I had some trouble updating the arm64 and riscv configs but I would expect the changes to be the same. When I updated them with menuconfig I got additional unexpected changes so I left them out for now.

Let's get this to move forward. I have some suggestions and (more) questions.

First, I am strongly in favour of this, as long as it is optional. We don't want apparmor to be enabled by surprise. From what I understood from what you wrote in the linked issue, it is compiled into the kernel but not enabled unless you add the onboot container or some other method, is that correct? So this becomes an option? That would make it good.

We definitely need the changes in riscv64 and arm64 as well.

There is a process for updating the kernel, documented in kernels.md. There are updated versions of kernels regularly, so it likely is easiest to take the most recent version of 6.6.x and update to it while adding these changes. It all is documented there, including how to update dependencies in the repo. I know you cannot push out the changes, but I can take care of that when the rest is done.

Of course, if you want to cut a new series, I won't complain. 😁

Next, can you explain what the changes to moby/config.go are? I see you including the apparmor profile on each container's OCI config, which makes sense. But what is put in there? Where is it controlled and what is the default?

Last, are you on docker slack? Do you mind pinging me there? Thanks!

No, I'm not in the Docker Slack (or Slack in general), but that could be changed :)

So with the current changes the AppArmor module would be enabled automatically but it won't do anything until some policies are loaded from user space. It can also be fully optional (i.e. the module isn't loaded at all) if we don't set the CONFIG_DEFAULT_SECURITY_APPARMOR=y and don't add apparmor to the CONFIG_LSM. It then has to be manually enabled during runtime via the cmdline by setting security=apparmor. The latter would probably be the method we want.

I'll try updating the riscv64 and arm64 versions as well. Also I can create a new kernel series 6.12.x, that I already introduced to our customers anyway. Should I then deprecate the old ones or also update them with AppArmor support?

So the change in moby/config.go technically isn't mandatory but it makes it really easy to enforce AppArmor profiles for container as containerd natively supports it (otherwise you would need the AppArmor tools in the container and execute your code with aa-exec for example). You would put an AppArmor profile name in there. So let's say you have created the following AppArmor profile:

#include <tunables/global>

profile example-profile-name flags=(enforce) {
  #include <abstractions/base>

  # Deny all file writes.
  deny /** w,
}

You would then put example-profile-name in there if you want the container to be restricted by this profile. Of course the profile would have to be loaded somehow beforehand, e.g. via calling the apparmor_parser. This could and maybe even should be done by the current init container even before the onboot containers start. Alternatively, we could provide a simple onboot container with the AppArmor tools, that can be specified in the YAML as first container and loads the profiles.

No, I'm not in the Docker Slack (or Slack in general), but that could be changed

Definitely join up. Or any of the other slacks (I am on Docker community, CNCF community, Kubernetes community, lfedge community, I can keep going; not to mention databack for the open source database backup software I manage). Pick one if you are up for it and ping me?

So with the current changes the AppArmor module would be enabled automatically but it won't do anything until some policies are loaded from user space. It can also be fully optional (i.e. the module isn't loaded at all) if we don't set the CONFIG_DEFAULT_SECURITY_APPARMOR=y and don't add apparmor to the CONFIG_LSM. It then has to be manually enabled during runtime via the cmdline by setting security=apparmor.
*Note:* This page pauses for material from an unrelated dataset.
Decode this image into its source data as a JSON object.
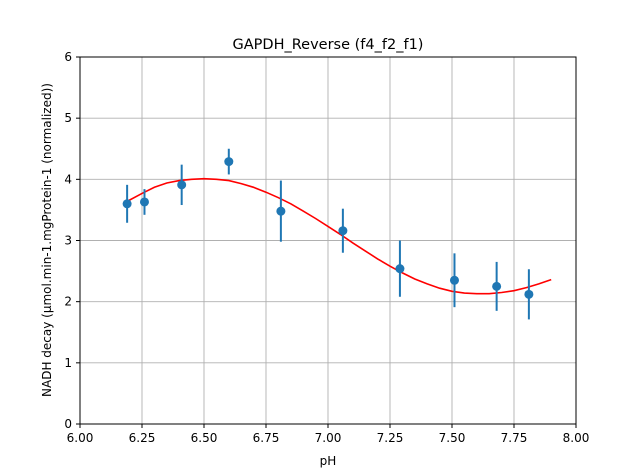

The latter would probably be the method we want

Actually, I think the first option you described - and what you did here - is best. Make it available, but not enabled until policies are loaded - makes sense. I would say stick with what you did.

I'll try updating the riscv64 and arm64 versions as well. Also I can create a new kernel series 6.12.x,

Thanks that sounds solid.

that I already introduced to our customers anyway.

Which I want to hear more about (among other things to discuss via DM in Slack).

Should I then deprecate the old ones or also update them with AppArmor support?

I wouldn't go backwards for this. Leave the old ones around, don't bother building again for them. Maybe 6.6 would stay around. I guess that is deprecation?

So the change in moby/config.go technically isn't mandatory but it makes it really easy to enforce AppArmor profiles for container as containerd natively supports it

Got it. That makes sense, so go for it.

You would then put example-profile-name in there

Where is "in there"?

This sounds like it is the kind of thing you would want either on the build.yml for an individual container, or as part of the linuxkit.yml definition for an onboot/services/onshutdown container. Am I reading this correctly?

If so, then I don't think you need a change to the init container, which just starts up containerd (services) and runc (onboot/onshutdown). It is at build time (lkt build linuxkit.yml) that it lays them all out and sets up the container config json. It would be in there.

Either way, I still think one step at a time:

1. Get kernel support, even if unused. That is the harder change.
2. Add it to linuxkit build, along with a sample and tests. That has more parts but is an easier change.